La denominazione più antica dell’Umbria, appartata quanto identitaria, è custode di una storia preziosa, raccontata da vini che sfidano il presente.

Un piccolo borgo, che qualcuno faticherebbe a collocare sulla cartina geografica, affascinante per storia e per profili, laddove tutto ancora sembra disegnarsi intorno a uomo e natura, distante dallo sviluppo schizofrenico che ha stravolto simili realtà, magari in nome del tanto agognato turismo. Una denominazione altrettanto piccola e altrettanto storica, la prima dell’Umbria, la quinta in Italia, a tutelare un vino (base Sangiovese per il rosso, Trebbiano per il bianco) che ha segnato la storia enologica dell’intero Paese e può continuare a farlo, fedele al proprio carattere, a dispetto della succitata follia cui talvolta indurrebbe il mercato.
Portano lo stesso nome, Torgiano, ed è quello della cittadina fortificata laddove i corsi dei fiumi Tevere e Chiascio vedono unire le loro acque, le loro valli.
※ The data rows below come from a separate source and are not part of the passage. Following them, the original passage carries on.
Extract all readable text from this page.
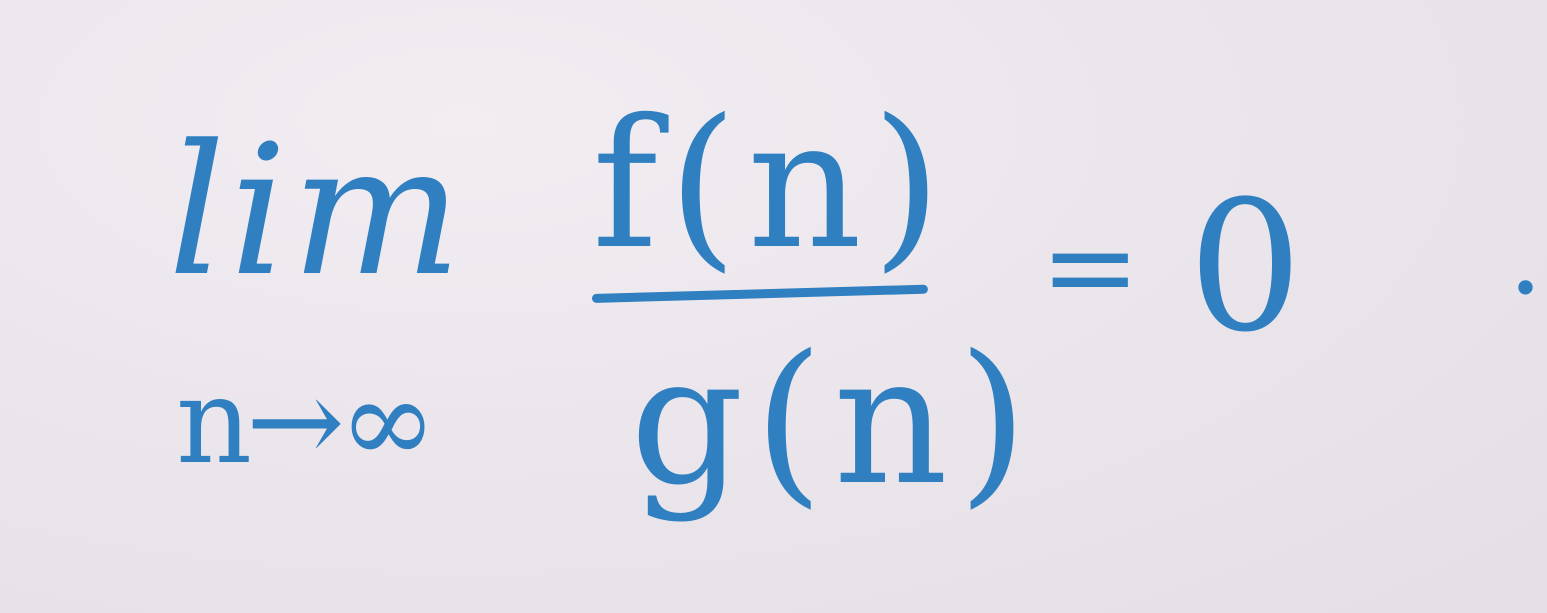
lim
n→∞
f(n)
g(n)
= 0 .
E laddove vissero gli etruschi, probabilmente i primi a intentare la bonifica delle paludi residuali del lago Tiberino, i cui lasciti sono tuttora presenza benevola per chi lavora la terra di queste campagne.

Una famiglia e un territorio

Il racconto di questo territorio, delle sue viti e del suo vino, è legato in maniera indissolubile a quello della famiglia Lungarotti. In primis alla figura di Giorgio, uomo di volontà, visione, intuizioni e gusto, straordinari, cui tutta la comunità riconosce un ruolo cruciale. Il primo rimando alla sua memoria, passeggiando con la figlia Chiara, sono le balze vitate che vedono gli olivi a marcarne i confini, «in continuità con quelle che un tempo erano le viti maritate. E soprattutto a evitare uno spreco di spazio, cosa che mio padre non tollerava». Siamo sui saliscendi della collina di Brufa, tra le due valli, Perugia da una parte e Assisi dall’altra, ed è qua che dimora la mitica vigna Monticchio, 300 metri di altitudine e orizzonti aperti, terra viva ed erba verde tra i filari, Sangiovese che ha fatto la storia dell’Umbria. «La prima etichetta del Rubesco è del 1962, il nome lo suggerì mia madre da rubescere, ovvero arrossire. Già due anni dopo nasceva la Riserva Vigna Monticchio», un cru ante litteram che Giorgio aveva immaginato viaggiando nei territori dell’eccellenza, confrontandosi coi pionieri del tempo.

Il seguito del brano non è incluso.